Sometimes I feel uncertain writing posts for this blog. It’s so easy to get something wrong, break some bit of etiquette I’m not aware of, step on toes concerning a sensitive topic. I know that friends and peers whose families have adopted read this blog. They know so much more than me on a much more personal scale. I worry about hurting their feelings or getting something glaringly wrong and making it clear that I don’t know what I’m talking about!

I appreciated a comment in Becoming Home, by Jedd Medefind. He said,

Even a glimpse of all this complexity can be paralyzing. Like the risk adverse investor in Jesus’ parable of the talents, we may be tempted to bury what we have to offer and not get involved at all. But Jesus minced no words in condemning that approach. He called it “wicked and lazy.” Instead, God calls us to act despite the risks. Understanding that helping can hurt gives us much-needed caution and humility. So we begin with learning, listening, planning, and only then, finally, action–always ready to recalibrate when we discover the mistakes we’ll inevitably make.

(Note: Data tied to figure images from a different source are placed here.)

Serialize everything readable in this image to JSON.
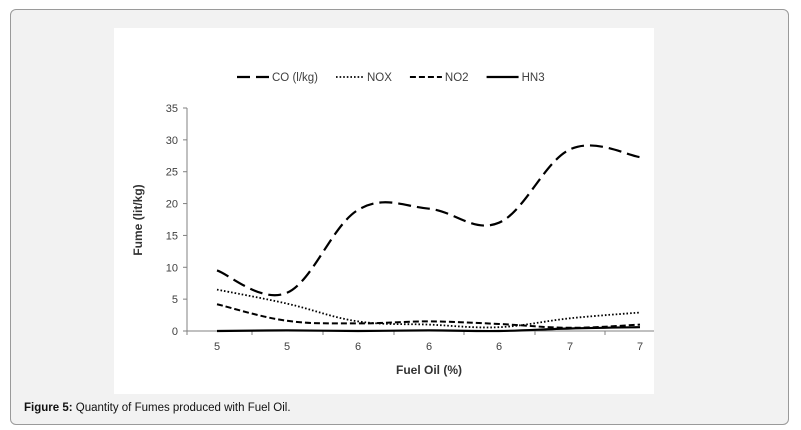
{
  "caption": {
    "label": "Figure 5:",
    "text": "Quantity of Fumes produced with Fuel Oil."
  },
  "chart_data": {
    "type": "line",
    "title": "",
    "xlabel": "Fuel Oil (%)",
    "ylabel": "Fume (lit/kg)",
    "x_tick_labels": [
      "5",
      "5",
      "6",
      "6",
      "6",
      "7",
      "7"
    ],
    "ylim": [
      0,
      35
    ],
    "y_ticks": [
      0,
      5,
      10,
      15,
      20,
      25,
      30,
      35
    ],
    "grid": false,
    "legend_position": "top",
    "series": [
      {
        "name": "CO (l/kg)",
        "style": "longdash",
        "values": [
          9.5,
          6.0,
          19.0,
          19.2,
          17.0,
          28.5,
          27.3
        ]
      },
      {
        "name": "NOX",
        "style": "dotted",
        "values": [
          6.5,
          4.3,
          1.5,
          1.0,
          0.6,
          2.0,
          2.9
        ]
      },
      {
        "name": "NO2",
        "style": "dashed",
        "values": [
          4.2,
          1.6,
          1.2,
          1.5,
          1.1,
          0.5,
          1.0
        ]
      },
      {
        "name": "HN3",
        "style": "solid",
        "values": [
          0.0,
          0.1,
          0.0,
          0.1,
          0.0,
          0.4,
          0.6
        ]
      }
    ],
    "colors": {
      "line": "#000000",
      "axis": "#808080",
      "text": "#404040"
    }
  }
}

Just like every other area of life, we’re bound to goof up somewhere, somehow. It’s kind of like final exams in school. You study hard but you don’t understand everything. A lot of the complexity escapes you (or at least it escaped me…good for you if you understand all of it). You’ll probably get some of the questions wrong. But you don’t skip the test just because you’ll probably make a few mistakes. You prepare as best you can and, when it’s time to take the test, you do the best you can. Afterwords you look over what you got wrong, learn from it, and use it to do better next time.

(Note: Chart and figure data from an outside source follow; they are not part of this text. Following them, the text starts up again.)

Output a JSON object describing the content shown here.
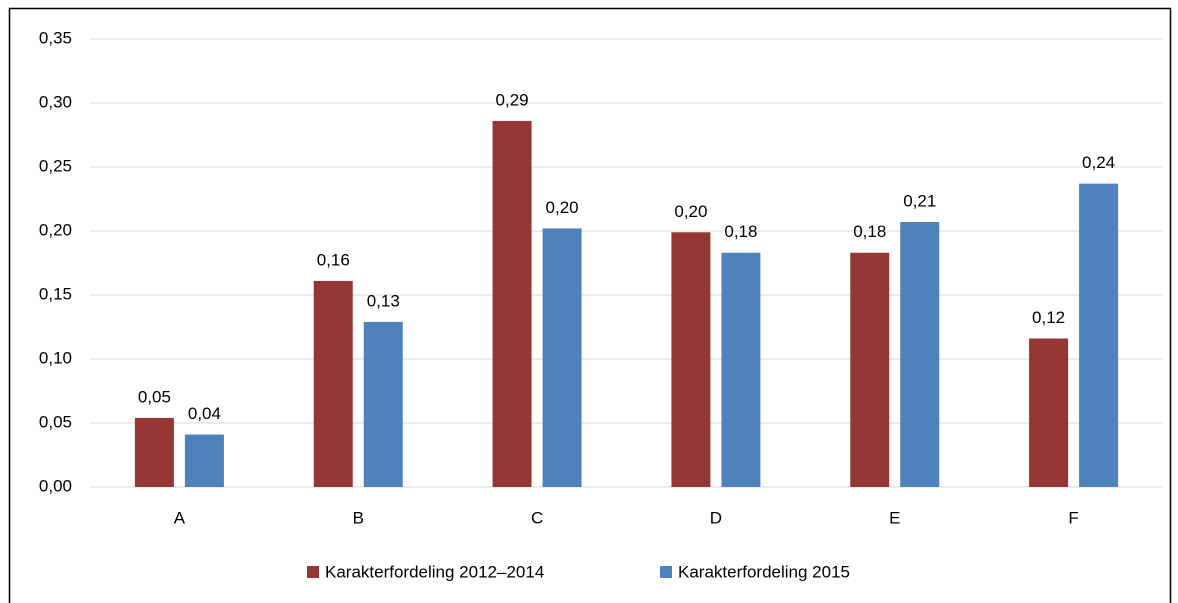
{
  "chart_data": {
    "type": "bar",
    "categories": [
      "A",
      "B",
      "C",
      "D",
      "E",
      "F"
    ],
    "series": [
      {
        "name": "Karakterfordeling 2012–2014",
        "color": "#943634",
        "values": [
          0.054,
          0.161,
          0.286,
          0.199,
          0.183,
          0.116
        ],
        "value_labels": [
          "0,05",
          "0,16",
          "0,29",
          "0,20",
          "0,18",
          "0,12"
        ]
      },
      {
        "name": "Karakterfordeling 2015",
        "color": "#4f81bd",
        "values": [
          0.041,
          0.129,
          0.202,
          0.183,
          0.207,
          0.237
        ],
        "value_labels": [
          "0,04",
          "0,13",
          "0,20",
          "0,18",
          "0,21",
          "0,24"
        ]
      }
    ],
    "ylim": [
      0,
      0.35
    ],
    "yticks": [
      {
        "value": 0,
        "label": "0,00"
      },
      {
        "value": 0.05,
        "label": "0,05"
      },
      {
        "value": 0.1,
        "label": "0,10"
      },
      {
        "value": 0.15,
        "label": "0,15"
      },
      {
        "value": 0.2,
        "label": "0,20"
      },
      {
        "value": 0.25,
        "label": "0,25"
      },
      {
        "value": 0.3,
        "label": "0,30"
      },
      {
        "value": 0.35,
        "label": "0,35"
      }
    ],
    "grid": true,
    "legend": "bottom"
  }
}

I think that’s how we should approach the world of orphan care. Don’t avoid it just because you’ll probably get something wrong. If I goof up here, one of my lovely friends with more experience will probably send me an email pointing out the mistake. I’ll be embarrassed, but I’m sure they’ll be loving about it, and I’ll know better next time.

The bottom line is, don’t do nothing because you don’t understand it all and are bound to make mistakes. Learn what you can, do what you can, and fix what you’re doing wrong when you find out it’s not right.

Do you feel unqualified to help orphans? What mistakes are you afraid of making? How can you prepare and take action anyway?